According to Avedikov's calculations, due to the strengthening of the ruble, Rusal's EBITDA decreased by $900 million year-on—year. "This completely negates the effect of rising aluminum prices," the expert noted.
According to Litvinov, the real beneficiaries of high aluminum prices will be Chinese players, who account for 60% of the global aluminum market — they will be able to quickly increase production both in their territory and in neighboring countries, for example, in Indonesia. "China is already increasing exports of aluminum products to Western markets, taking advantage of low rates and its own competitiveness due to declining energy tariffs and other costs," Litvinov stressed.
He added that Rusal's case clearly demonstrates that major players with a strong business model face insurmountable barriers from current economic policies. "Just recently, there was hope for a weakening of the ruble, which promises many benefits to exporters and the budget. But no, the crisis in the Strait of Hormuz has crushed this emerging trend. Therefore, the continued strengthening of the national currency offsets the rise in metal prices on the spot markets and the investment idea in the company's shares," the analyst stated.
"A strong ruble, a high rate and rising costs actually "eat up" all the benefits from a favorable external environment," Avedikov sums up.
Earlier, Kommersant, citing Rusal, drew attention to the fact that the high share of imported raw materials and the rise in prices of products linked to the price of oil on the domestic market prevent the company from taking advantage of the market situation. For example, the price of petroleum coke is pegged to the global one, and Rusal buys it at a premium due to rising global energy prices.
According to estimates by Boris Kopeikin, chief economist at the Stolypin Institute for Growth Economics, at a rate of 75 rubles per dollar, selling a ton of aluminum for export at the peak of prices brings 10-15% more in ruble terms than at a much lower metal price in 2024. And the cost of production and logistics in rubles has increased significantly since then, Kopeikin noted.

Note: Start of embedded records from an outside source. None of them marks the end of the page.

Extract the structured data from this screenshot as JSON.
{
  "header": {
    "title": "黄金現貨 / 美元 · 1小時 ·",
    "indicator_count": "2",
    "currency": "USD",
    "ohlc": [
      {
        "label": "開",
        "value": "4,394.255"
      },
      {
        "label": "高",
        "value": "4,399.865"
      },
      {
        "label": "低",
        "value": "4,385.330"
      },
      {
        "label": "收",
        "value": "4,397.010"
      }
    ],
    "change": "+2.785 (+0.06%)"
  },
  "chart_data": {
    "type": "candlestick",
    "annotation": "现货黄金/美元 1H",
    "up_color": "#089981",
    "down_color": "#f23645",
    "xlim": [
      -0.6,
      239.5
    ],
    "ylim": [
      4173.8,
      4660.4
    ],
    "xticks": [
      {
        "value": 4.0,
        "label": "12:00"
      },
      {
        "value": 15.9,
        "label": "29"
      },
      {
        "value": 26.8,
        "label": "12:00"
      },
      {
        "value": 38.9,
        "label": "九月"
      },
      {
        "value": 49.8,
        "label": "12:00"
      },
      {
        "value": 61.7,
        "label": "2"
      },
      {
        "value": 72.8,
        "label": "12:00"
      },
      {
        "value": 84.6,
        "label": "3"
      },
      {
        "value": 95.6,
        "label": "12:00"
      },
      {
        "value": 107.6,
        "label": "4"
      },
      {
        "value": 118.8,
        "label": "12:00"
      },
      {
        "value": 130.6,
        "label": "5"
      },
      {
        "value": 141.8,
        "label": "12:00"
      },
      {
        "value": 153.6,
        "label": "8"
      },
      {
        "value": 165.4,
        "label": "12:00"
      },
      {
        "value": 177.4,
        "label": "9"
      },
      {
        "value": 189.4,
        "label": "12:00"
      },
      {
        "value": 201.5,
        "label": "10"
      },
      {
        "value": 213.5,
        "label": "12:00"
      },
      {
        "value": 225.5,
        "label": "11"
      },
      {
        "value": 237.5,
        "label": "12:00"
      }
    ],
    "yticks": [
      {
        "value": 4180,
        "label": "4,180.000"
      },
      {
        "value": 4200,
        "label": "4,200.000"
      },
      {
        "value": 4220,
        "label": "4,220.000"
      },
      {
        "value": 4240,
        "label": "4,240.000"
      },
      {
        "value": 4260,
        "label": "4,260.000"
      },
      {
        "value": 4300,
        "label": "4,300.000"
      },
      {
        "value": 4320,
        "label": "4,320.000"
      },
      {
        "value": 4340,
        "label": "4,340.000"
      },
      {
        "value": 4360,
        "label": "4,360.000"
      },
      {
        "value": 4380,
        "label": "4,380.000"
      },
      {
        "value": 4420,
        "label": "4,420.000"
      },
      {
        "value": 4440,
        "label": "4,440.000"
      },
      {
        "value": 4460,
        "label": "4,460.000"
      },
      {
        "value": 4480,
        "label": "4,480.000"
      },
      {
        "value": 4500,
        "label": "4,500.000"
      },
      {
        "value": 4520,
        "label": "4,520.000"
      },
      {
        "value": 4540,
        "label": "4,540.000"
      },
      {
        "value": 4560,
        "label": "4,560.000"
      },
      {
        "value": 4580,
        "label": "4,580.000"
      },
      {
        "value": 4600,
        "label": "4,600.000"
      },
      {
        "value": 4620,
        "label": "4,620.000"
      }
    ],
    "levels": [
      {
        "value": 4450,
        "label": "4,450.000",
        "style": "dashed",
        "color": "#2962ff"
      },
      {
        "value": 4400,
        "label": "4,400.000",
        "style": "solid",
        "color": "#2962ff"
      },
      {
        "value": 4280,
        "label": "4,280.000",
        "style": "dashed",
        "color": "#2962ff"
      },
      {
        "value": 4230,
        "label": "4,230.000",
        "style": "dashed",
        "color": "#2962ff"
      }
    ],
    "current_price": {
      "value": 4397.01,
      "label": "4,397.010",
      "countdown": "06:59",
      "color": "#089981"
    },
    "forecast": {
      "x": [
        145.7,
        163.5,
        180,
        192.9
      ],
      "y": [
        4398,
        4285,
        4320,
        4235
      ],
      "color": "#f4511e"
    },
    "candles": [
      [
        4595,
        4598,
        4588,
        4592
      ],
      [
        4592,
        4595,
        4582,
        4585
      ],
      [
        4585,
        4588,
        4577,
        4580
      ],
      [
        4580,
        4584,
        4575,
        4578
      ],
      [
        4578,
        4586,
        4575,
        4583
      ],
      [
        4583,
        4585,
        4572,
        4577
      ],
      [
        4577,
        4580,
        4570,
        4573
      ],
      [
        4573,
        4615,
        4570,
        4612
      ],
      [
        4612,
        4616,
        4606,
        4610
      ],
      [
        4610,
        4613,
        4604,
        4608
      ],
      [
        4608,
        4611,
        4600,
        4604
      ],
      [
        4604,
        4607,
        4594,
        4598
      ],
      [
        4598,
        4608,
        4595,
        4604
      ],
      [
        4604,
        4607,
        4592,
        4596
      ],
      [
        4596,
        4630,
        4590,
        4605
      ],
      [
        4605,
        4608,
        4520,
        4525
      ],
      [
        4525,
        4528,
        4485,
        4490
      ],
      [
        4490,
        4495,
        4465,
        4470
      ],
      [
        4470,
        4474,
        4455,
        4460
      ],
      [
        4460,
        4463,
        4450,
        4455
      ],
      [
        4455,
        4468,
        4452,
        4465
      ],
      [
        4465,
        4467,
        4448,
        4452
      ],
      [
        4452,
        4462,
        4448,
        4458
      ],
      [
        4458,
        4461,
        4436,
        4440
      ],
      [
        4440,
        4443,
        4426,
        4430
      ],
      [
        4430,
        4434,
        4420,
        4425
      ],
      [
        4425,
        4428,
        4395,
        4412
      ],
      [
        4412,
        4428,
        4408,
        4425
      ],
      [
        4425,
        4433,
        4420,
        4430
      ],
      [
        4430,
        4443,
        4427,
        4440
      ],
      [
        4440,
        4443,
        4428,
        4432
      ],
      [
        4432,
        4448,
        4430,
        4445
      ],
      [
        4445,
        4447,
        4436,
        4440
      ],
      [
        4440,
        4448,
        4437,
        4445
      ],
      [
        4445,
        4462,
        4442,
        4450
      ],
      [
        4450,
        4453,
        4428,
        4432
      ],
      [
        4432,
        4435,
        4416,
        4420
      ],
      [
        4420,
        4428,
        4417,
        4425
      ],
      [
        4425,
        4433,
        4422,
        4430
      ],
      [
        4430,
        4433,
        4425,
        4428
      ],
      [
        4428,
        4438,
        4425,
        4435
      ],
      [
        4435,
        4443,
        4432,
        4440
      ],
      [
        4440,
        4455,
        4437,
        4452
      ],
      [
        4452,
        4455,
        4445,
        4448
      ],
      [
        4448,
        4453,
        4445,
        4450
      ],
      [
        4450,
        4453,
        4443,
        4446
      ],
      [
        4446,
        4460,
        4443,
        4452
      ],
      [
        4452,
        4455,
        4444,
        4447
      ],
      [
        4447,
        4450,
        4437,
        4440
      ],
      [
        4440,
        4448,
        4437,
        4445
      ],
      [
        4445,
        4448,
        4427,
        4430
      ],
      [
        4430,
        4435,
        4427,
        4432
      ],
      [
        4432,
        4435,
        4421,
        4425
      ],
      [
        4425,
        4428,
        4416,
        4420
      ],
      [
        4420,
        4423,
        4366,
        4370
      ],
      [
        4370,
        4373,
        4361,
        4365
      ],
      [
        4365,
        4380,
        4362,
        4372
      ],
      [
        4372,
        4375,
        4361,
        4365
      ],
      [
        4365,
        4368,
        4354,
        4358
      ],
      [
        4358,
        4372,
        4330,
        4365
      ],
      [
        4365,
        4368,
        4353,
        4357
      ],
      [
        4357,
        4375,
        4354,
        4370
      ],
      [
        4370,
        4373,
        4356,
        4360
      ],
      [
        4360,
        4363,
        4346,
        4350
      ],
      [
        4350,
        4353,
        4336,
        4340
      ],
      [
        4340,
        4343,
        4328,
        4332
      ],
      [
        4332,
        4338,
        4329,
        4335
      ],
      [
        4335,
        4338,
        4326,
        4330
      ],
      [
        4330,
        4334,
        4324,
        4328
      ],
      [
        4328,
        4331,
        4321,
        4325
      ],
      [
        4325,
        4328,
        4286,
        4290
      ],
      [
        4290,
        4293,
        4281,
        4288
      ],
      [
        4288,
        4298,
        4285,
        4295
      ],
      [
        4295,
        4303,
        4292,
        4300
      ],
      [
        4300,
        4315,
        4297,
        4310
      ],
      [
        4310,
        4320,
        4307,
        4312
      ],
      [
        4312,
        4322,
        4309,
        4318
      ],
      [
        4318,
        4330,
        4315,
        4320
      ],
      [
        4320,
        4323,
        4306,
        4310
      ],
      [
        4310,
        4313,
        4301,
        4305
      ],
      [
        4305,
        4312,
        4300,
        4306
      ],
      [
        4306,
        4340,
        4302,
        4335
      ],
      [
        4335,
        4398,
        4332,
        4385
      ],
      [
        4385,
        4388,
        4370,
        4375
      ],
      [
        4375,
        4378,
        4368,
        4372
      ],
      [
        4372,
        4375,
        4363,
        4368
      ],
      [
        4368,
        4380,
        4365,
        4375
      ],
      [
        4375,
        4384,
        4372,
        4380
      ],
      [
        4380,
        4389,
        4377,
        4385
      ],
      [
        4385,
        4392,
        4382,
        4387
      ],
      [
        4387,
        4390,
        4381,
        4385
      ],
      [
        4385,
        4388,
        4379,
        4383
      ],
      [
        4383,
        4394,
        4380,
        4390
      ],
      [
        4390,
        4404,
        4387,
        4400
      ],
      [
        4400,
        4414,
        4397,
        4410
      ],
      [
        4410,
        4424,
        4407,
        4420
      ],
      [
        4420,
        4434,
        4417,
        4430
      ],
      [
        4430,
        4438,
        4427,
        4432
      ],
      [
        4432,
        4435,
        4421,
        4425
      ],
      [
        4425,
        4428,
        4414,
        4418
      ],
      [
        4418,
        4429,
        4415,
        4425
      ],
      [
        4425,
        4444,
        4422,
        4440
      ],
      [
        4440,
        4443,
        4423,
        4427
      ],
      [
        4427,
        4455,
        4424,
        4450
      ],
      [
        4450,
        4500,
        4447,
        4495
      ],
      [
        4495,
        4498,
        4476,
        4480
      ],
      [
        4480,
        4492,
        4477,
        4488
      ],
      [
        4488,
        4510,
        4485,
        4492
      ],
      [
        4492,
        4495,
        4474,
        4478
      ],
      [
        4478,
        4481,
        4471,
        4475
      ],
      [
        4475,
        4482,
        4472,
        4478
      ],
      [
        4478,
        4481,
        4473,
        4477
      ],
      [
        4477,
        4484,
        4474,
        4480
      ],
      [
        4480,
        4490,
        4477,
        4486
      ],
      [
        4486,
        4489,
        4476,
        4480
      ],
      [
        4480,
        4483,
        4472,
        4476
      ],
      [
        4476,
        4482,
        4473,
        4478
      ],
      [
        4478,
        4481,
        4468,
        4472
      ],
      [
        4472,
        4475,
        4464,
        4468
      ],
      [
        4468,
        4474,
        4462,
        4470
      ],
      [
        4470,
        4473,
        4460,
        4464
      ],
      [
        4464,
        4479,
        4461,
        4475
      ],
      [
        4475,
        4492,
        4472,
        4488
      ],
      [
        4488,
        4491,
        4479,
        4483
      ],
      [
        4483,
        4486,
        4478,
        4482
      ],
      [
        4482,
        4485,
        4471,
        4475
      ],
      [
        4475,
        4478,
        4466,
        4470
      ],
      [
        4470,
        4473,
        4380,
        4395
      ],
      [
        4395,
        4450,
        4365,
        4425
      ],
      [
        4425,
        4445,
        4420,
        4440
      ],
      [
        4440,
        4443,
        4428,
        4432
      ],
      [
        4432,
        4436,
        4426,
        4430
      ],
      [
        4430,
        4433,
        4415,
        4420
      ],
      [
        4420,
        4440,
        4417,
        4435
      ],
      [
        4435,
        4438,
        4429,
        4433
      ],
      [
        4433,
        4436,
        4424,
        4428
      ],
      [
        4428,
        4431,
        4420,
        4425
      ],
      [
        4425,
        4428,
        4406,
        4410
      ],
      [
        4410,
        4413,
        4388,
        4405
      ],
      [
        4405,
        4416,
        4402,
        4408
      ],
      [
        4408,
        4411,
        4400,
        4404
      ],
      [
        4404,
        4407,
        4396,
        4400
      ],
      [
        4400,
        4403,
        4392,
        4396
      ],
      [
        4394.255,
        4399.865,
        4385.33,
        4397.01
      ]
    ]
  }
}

Chief Economist at VEB.Andrei Klepach, quoted by Vedomosti, believes that geopolitical cataclysms are now coming to the fore among the challenges to the global economy, and they are leading to an increase in the cost of logistics. According to the optimistic scenario, global GDP growth in 2026 will slow down by 0.2–0.3 percentage points, i.e. it will not be 3%, but 2.7–2.8%, Klepach noted. However, from his point of view, the consequences will be more severe: the world is waiting for systemic changes in the logistics of flows, because all supplies from the Persian Gulf are now at risk. Klepach believes that the loss of global economic growth will be much stronger, and the structural adjustment itself will last for many more years. And this, in turn, will lead to a drop in demand and, as a result, prices for raw materials and metals, warns Litvinov.